Traité politique, VII, §28
Les militaires stipendiés, c’est-à-dire pliés à la discipline, sachant supporter le froid et la faim, ont accoutumé de mépriser la foule des citoyens, très inférieure à eux, quand il s’agit de donner l’assaut ou de combattre en rase campagne. Mais que cette infériorité soit un malheur pour l’État ou une cause de fragilité, nul ayant l’âme saine ne l’affirmera.

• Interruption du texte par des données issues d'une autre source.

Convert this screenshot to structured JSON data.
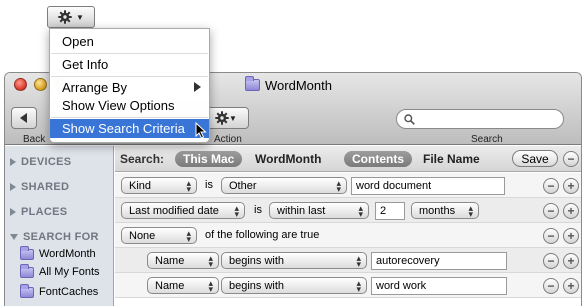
{
  "window": {
    "title": "WordMonth"
  },
  "toolbar": {
    "back_label": "Back",
    "action_label": "Action",
    "search_label": "Search",
    "search_value": ""
  },
  "menu": {
    "items": [
      {
        "label": "Open"
      },
      {
        "label": "Get Info"
      },
      {
        "label": "Arrange By"
      },
      {
        "label": "Show View Options"
      },
      {
        "label": "Show Search Criteria"
      }
    ]
  },
  "sidebar": {
    "sections": [
      {
        "label": "DEVICES"
      },
      {
        "label": "SHARED"
      },
      {
        "label": "PLACES"
      },
      {
        "label": "SEARCH FOR"
      }
    ],
    "items": [
      {
        "label": "WordMonth"
      },
      {
        "label": "All My Fonts"
      },
      {
        "label": "FontCaches"
      }
    ]
  },
  "scope": {
    "label": "Search:",
    "this_mac": "This Mac",
    "folder": "WordMonth",
    "contents": "Contents",
    "file_name": "File Name",
    "save": "Save"
  },
  "criteria": [
    {
      "attribute": "Kind",
      "text": "is",
      "operator": "Other",
      "value": "word document"
    },
    {
      "attribute": "Last modified date",
      "text": "is",
      "operator": "within last",
      "value": "2",
      "unit": "months"
    },
    {
      "attribute": "None",
      "text": "of the following are true"
    },
    {
      "attribute": "Name",
      "operator": "begins with",
      "value": "autorecovery"
    },
    {
      "attribute": "Name",
      "operator": "begins with",
      "value": "word work"
    }
  ],
  "colors": {
    "selection": "#3875d7",
    "sidebar": "#dee3ea"
  }
}
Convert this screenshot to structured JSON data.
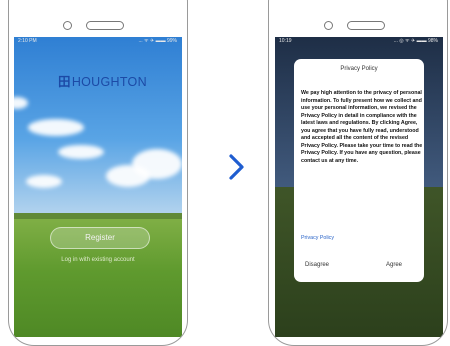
{
  "left_phone": {
    "status_time": "2:10 PM",
    "status_icons": "... ᯤ ✈ ▬▬ 99%",
    "logo_text": "HOUGHTON",
    "logo_mark": "田",
    "register_label": "Register",
    "login_link": "Log in with existing account"
  },
  "right_phone": {
    "status_time": "10:19",
    "status_icons": "... ◎ ᯤ ✈ ▬▬ 98%",
    "dialog": {
      "title": "Privacy Policy",
      "body": "We pay high attention to the privacy of personal information. To fully present how we collect and use your personal information, we revised the Privacy Policy in detail in compliance with the latest laws and regulations. By clicking Agree, you agree that you have fully read, understood and accepted all the content of the revised Privacy Policy. Please take your time to read the Privacy Policy. If you have any question, please contact us at any time.",
      "link": "Privacy Policy",
      "disagree_label": "Disagree",
      "agree_label": "Agree"
    }
  },
  "arrow_icon": "chevron-right-icon",
  "colors": {
    "brand": "#1c4aa6",
    "arrow": "#1f5dd0",
    "link": "#2a64c8"
  }
}
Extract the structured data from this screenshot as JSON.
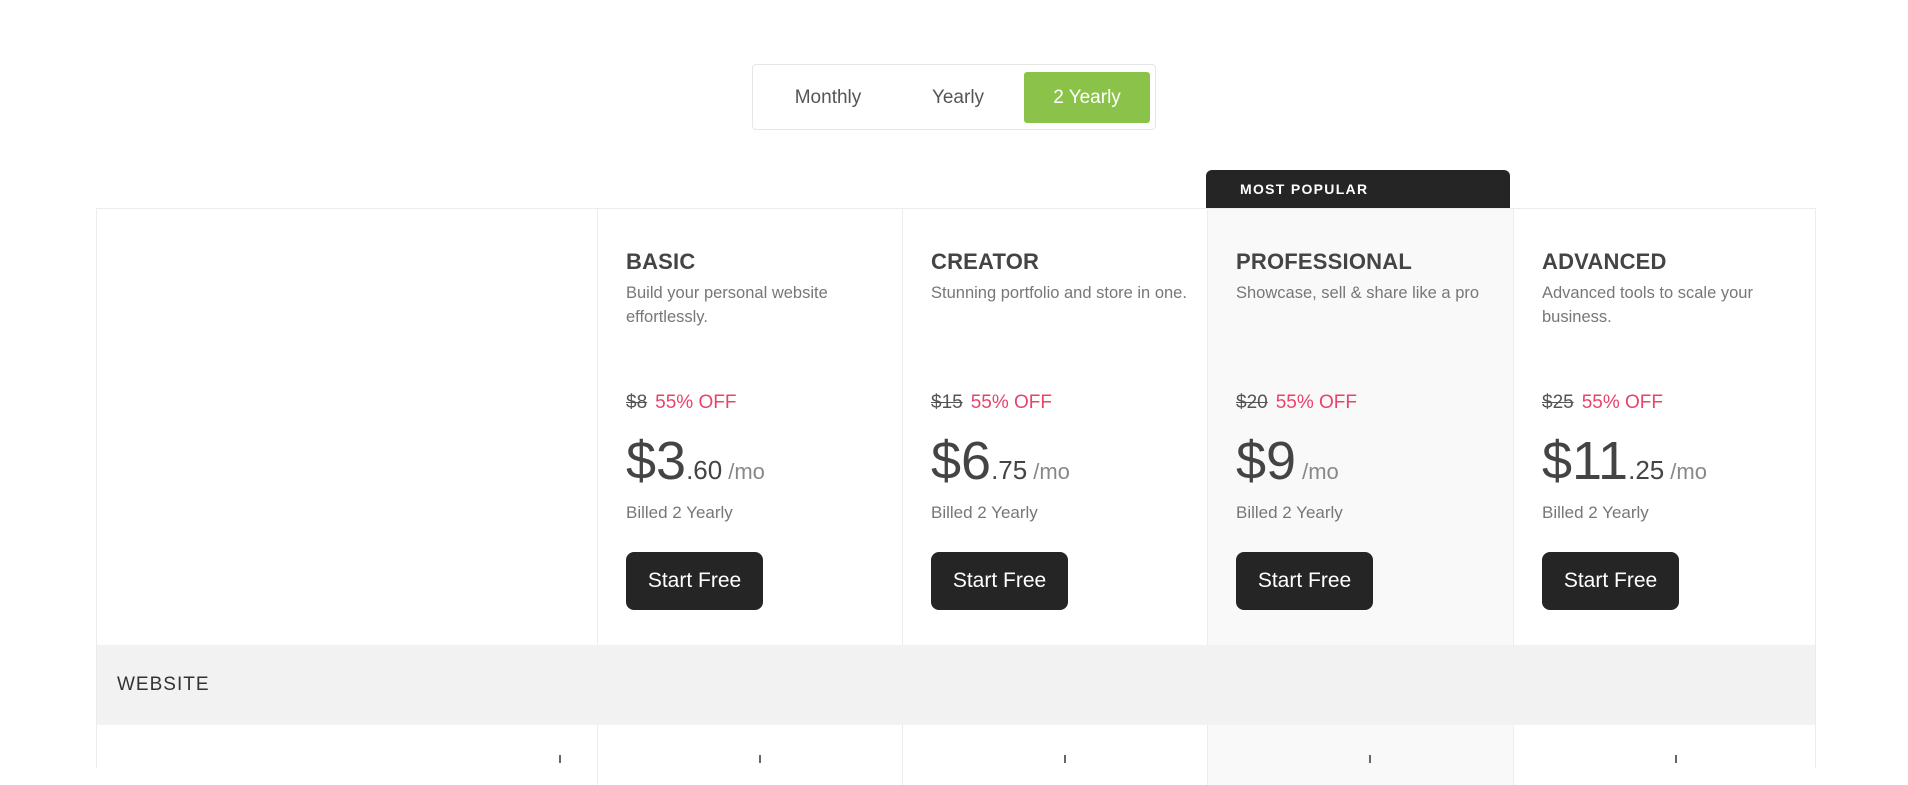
{
  "billing_toggle": {
    "options": [
      "Monthly",
      "Yearly",
      "2 Yearly"
    ],
    "selected": "2 Yearly",
    "accent_color": "#8bc34a"
  },
  "badge": {
    "label": "MOST POPULAR"
  },
  "plans": [
    {
      "name": "BASIC",
      "description": "Build your personal website effortlessly.",
      "old_price": "$8",
      "discount": "55% OFF",
      "price_main": "$3",
      "price_cents": ".60",
      "unit": "/mo",
      "billed": "Billed 2 Yearly",
      "cta": "Start Free"
    },
    {
      "name": "CREATOR",
      "description": "Stunning portfolio and store in one.",
      "old_price": "$15",
      "discount": "55% OFF",
      "price_main": "$6",
      "price_cents": ".75",
      "unit": "/mo",
      "billed": "Billed 2 Yearly",
      "cta": "Start Free"
    },
    {
      "name": "PROFESSIONAL",
      "description": "Showcase, sell & share like a pro",
      "old_price": "$20",
      "discount": "55% OFF",
      "price_main": "$9",
      "price_cents": "",
      "unit": "/mo",
      "billed": "Billed 2 Yearly",
      "cta": "Start Free"
    },
    {
      "name": "ADVANCED",
      "description": "Advanced tools to scale your business.",
      "old_price": "$25",
      "discount": "55% OFF",
      "price_main": "$11",
      "price_cents": ".25",
      "unit": "/mo",
      "billed": "Billed 2 Yearly",
      "cta": "Start Free"
    }
  ],
  "sections": [
    {
      "label": "WEBSITE"
    }
  ],
  "colors": {
    "discount": "#e8436b",
    "button": "#252525",
    "highlight_column": "#f9f9f9",
    "section_band": "#f2f2f2"
  }
}
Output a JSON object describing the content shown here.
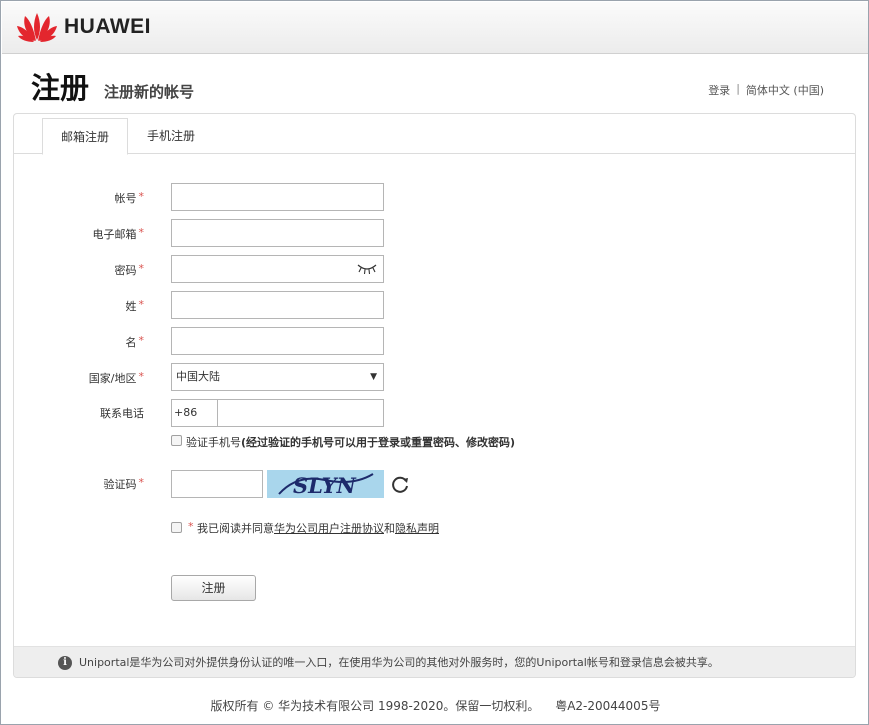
{
  "brand": {
    "name": "HUAWEI",
    "logo_color": "#e3262e"
  },
  "header": {
    "title": "注册",
    "subtitle": "注册新的帐号",
    "login_link": "登录",
    "separator": "|",
    "language": "简体中文 (中国)"
  },
  "tabs": [
    {
      "label": "邮箱注册",
      "active": true
    },
    {
      "label": "手机注册",
      "active": false
    }
  ],
  "form": {
    "account_label": "帐号",
    "email_label": "电子邮箱",
    "password_label": "密码",
    "lastname_label": "姓",
    "firstname_label": "名",
    "country_label": "国家/地区",
    "country_value": "中国大陆",
    "phone_label": "联系电话",
    "phone_code": "+86",
    "required_mark": "*",
    "verify_phone_prefix": "验证手机号",
    "verify_phone_note": "(经过验证的手机号可以用于登录或重置密码、修改密码)",
    "captcha_label": "验证码",
    "captcha_text": "SLYN",
    "agree_prefix": "我已阅读并同意",
    "agree_link1": "华为公司用户注册协议",
    "agree_and": "和",
    "agree_link2": "隐私声明",
    "submit_label": "注册"
  },
  "notice": {
    "text": "Uniportal是华为公司对外提供身份认证的唯一入口，在使用华为公司的其他对外服务时，您的Uniportal帐号和登录信息会被共享。"
  },
  "footer": {
    "copyright": "版权所有 © 华为技术有限公司 1998-2020。保留一切权利。",
    "icp": "粤A2-20044005号"
  },
  "icons": {
    "eye": "eye-closed-icon",
    "refresh": "refresh-icon",
    "info": "info-icon",
    "dropdown": "chevron-down-icon"
  }
}
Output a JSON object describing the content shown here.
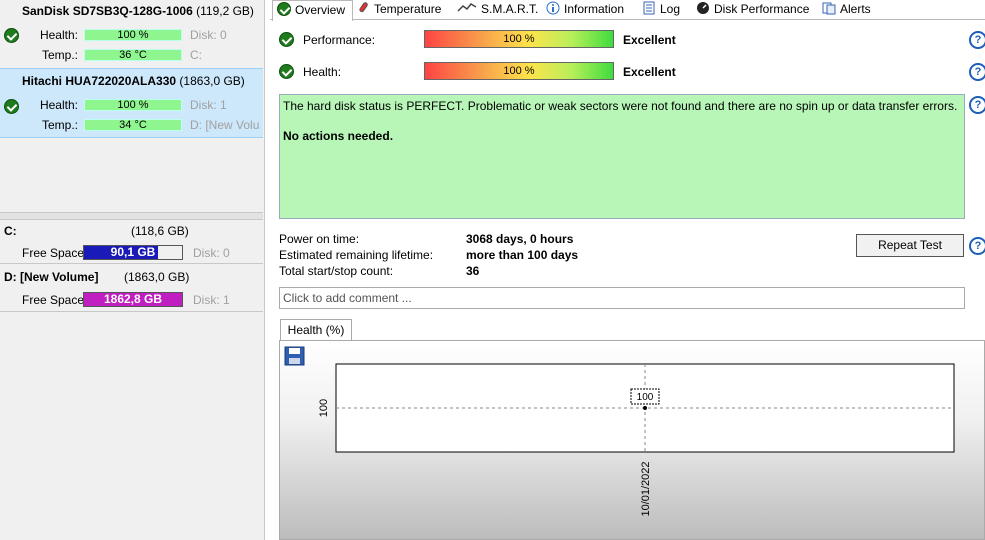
{
  "disks": [
    {
      "name": "SanDisk SD7SB3Q-128G-1006",
      "size": "(119,2 GB)",
      "health_label": "Health:",
      "health_value": "100 %",
      "disk_id": "Disk: 0",
      "temp_label": "Temp.:",
      "temp_value": "36 °C",
      "drive": "C:"
    },
    {
      "name": "Hitachi HUA722020ALA330",
      "size": "(1863,0 GB)",
      "health_label": "Health:",
      "health_value": "100 %",
      "disk_id": "Disk: 1",
      "temp_label": "Temp.:",
      "temp_value": "34 °C",
      "drive": "D: [New Volu"
    }
  ],
  "volumes": [
    {
      "name": "C:",
      "size": "(118,6 GB)",
      "free_label": "Free Space",
      "free_value": "90,1 GB",
      "disk_id": "Disk: 0",
      "bar_color": "#1a1ab8",
      "fill": 0.76
    },
    {
      "name": "D: [New Volume]",
      "size": "(1863,0 GB)",
      "free_label": "Free Space",
      "free_value": "1862,8 GB",
      "disk_id": "Disk: 1",
      "bar_color": "#c01ec0",
      "fill": 1.0
    }
  ],
  "tabs": [
    "Overview",
    "Temperature",
    "S.M.A.R.T.",
    "Information",
    "Log",
    "Disk Performance",
    "Alerts"
  ],
  "overview": {
    "performance_label": "Performance:",
    "performance_value": "100 %",
    "performance_text": "Excellent",
    "health_label": "Health:",
    "health_value": "100 %",
    "health_text": "Excellent",
    "status_line1": "The hard disk status is PERFECT. Problematic or weak sectors were not found and there are no spin up or data transfer errors.",
    "status_line2": "No actions needed.",
    "power_on_label": "Power on time:",
    "power_on_value": "3068 days, 0 hours",
    "lifetime_label": "Estimated remaining lifetime:",
    "lifetime_value": "more than 100 days",
    "startstop_label": "Total start/stop count:",
    "startstop_value": "36",
    "repeat_button": "Repeat Test",
    "comment_placeholder": "Click to add comment ...",
    "help_glyph": "?"
  },
  "chart_data": {
    "type": "line",
    "tab_label": "Health (%)",
    "x": [
      "10/01/2022"
    ],
    "series": [
      {
        "values": [
          100
        ]
      }
    ],
    "y_tick": "100",
    "data_label": "100"
  }
}
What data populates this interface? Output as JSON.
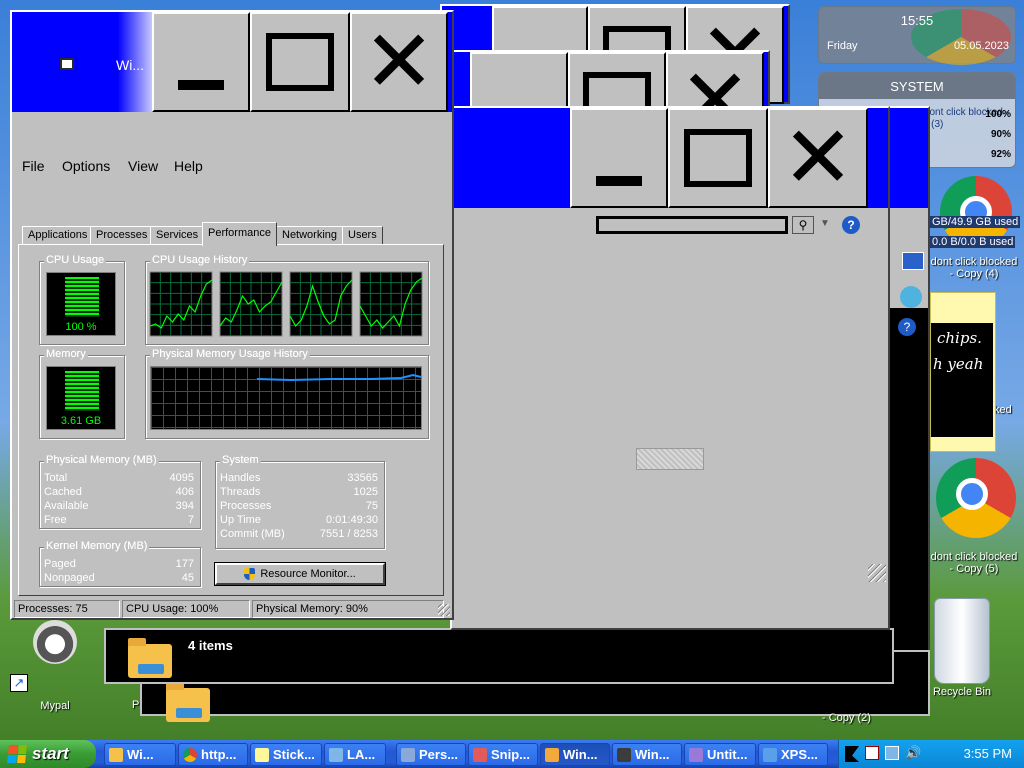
{
  "task_manager": {
    "title": "Wi...",
    "menu": [
      "File",
      "Options",
      "View",
      "Help"
    ],
    "tabs": [
      "Applications",
      "Processes",
      "Services",
      "Performance",
      "Networking",
      "Users"
    ],
    "active_tab": "Performance",
    "cpu_usage": {
      "label": "CPU Usage",
      "value": "100 %"
    },
    "cpu_history": {
      "label": "CPU Usage History"
    },
    "memory": {
      "label": "Memory",
      "value": "3.61 GB"
    },
    "memory_history": {
      "label": "Physical Memory Usage History"
    },
    "physical_memory": {
      "label": "Physical Memory (MB)",
      "rows": [
        {
          "k": "Total",
          "v": "4095"
        },
        {
          "k": "Cached",
          "v": "406"
        },
        {
          "k": "Available",
          "v": "394"
        },
        {
          "k": "Free",
          "v": "7"
        }
      ]
    },
    "system": {
      "label": "System",
      "rows": [
        {
          "k": "Handles",
          "v": "33565"
        },
        {
          "k": "Threads",
          "v": "1025"
        },
        {
          "k": "Processes",
          "v": "75"
        },
        {
          "k": "Up Time",
          "v": "0:01:49:30"
        },
        {
          "k": "Commit (MB)",
          "v": "7551 / 8253"
        }
      ]
    },
    "kernel_memory": {
      "label": "Kernel Memory (MB)",
      "rows": [
        {
          "k": "Paged",
          "v": "177"
        },
        {
          "k": "Nonpaged",
          "v": "45"
        }
      ]
    },
    "resource_monitor_button": "Resource Monitor...",
    "status": {
      "processes": "Processes: 75",
      "cpu": "CPU Usage: 100%",
      "memory": "Physical Memory: 90%"
    }
  },
  "explorer": {
    "items_count": "4 items"
  },
  "desktop": {
    "icons": {
      "mypal": "Mypal",
      "recycle": "Recycle Bin",
      "chrome_4": "dont click blocked - Copy (4)",
      "chrome_5": "dont click blocked - Copy (5)",
      "copy_2": "- Copy (2)",
      "copy_label": "vm! dont click blocked - Copy (3)",
      "p_cut": "P",
      "ked": "ked"
    },
    "sticky": {
      "line1": "chips.",
      "line2": "h yeah"
    }
  },
  "gadgets": {
    "clock_time": "15:55",
    "clock_day": "Friday",
    "clock_date": "05.05.2023",
    "system_title": "SYSTEM",
    "p1": "100%",
    "p2": "90%",
    "p3": "92%",
    "disk1": "GB/49.9 GB used",
    "disk2": "0.0 B/0.0 B used"
  },
  "taskbar": {
    "start": "start",
    "buttons": [
      "Wi...",
      "http...",
      "Stick...",
      "LA...",
      "Pers...",
      "Snip...",
      "Win...",
      "Win...",
      "Untit...",
      "XPS..."
    ],
    "clock": "3:55 PM"
  },
  "colors": {
    "titlebar": "#0000ff",
    "graph_line": "#00ff00",
    "memory_line": "#1e90ff"
  }
}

Au contraire, quiconque juge équitablement reconnaîtra que l’État le plus solide est celui qui peut défendre son bien, mais non convoiter le bien d’autrui, parce qu’il s’efforcera par tous les moyens d’éviter la guerre et de maintenir la paix.
Traduction Saisset :
Quant aux soldats stipendiés, on sait qu’accoutumés à la discipline militaire, endurcis au froid et aux privations, ils méprisent d’ordinaire la foule des citoyens, comme incapable de les égaler à beaucoup près dans les attaques de vigueur et en rase campagne. C’est là aux yeux de tout esprit sain une cause de ruine et de fragilité. Au contraire, tout appréciateur équitable reconnaîtra que l’État le plus ferme de tous, c’est celui qui ne peut que défendre ses possessions acquises sans convoiter les territoires étrangers, et qui dès lors s’efforce par tous les moyens d’éviter la guerre et de maintenir la paix.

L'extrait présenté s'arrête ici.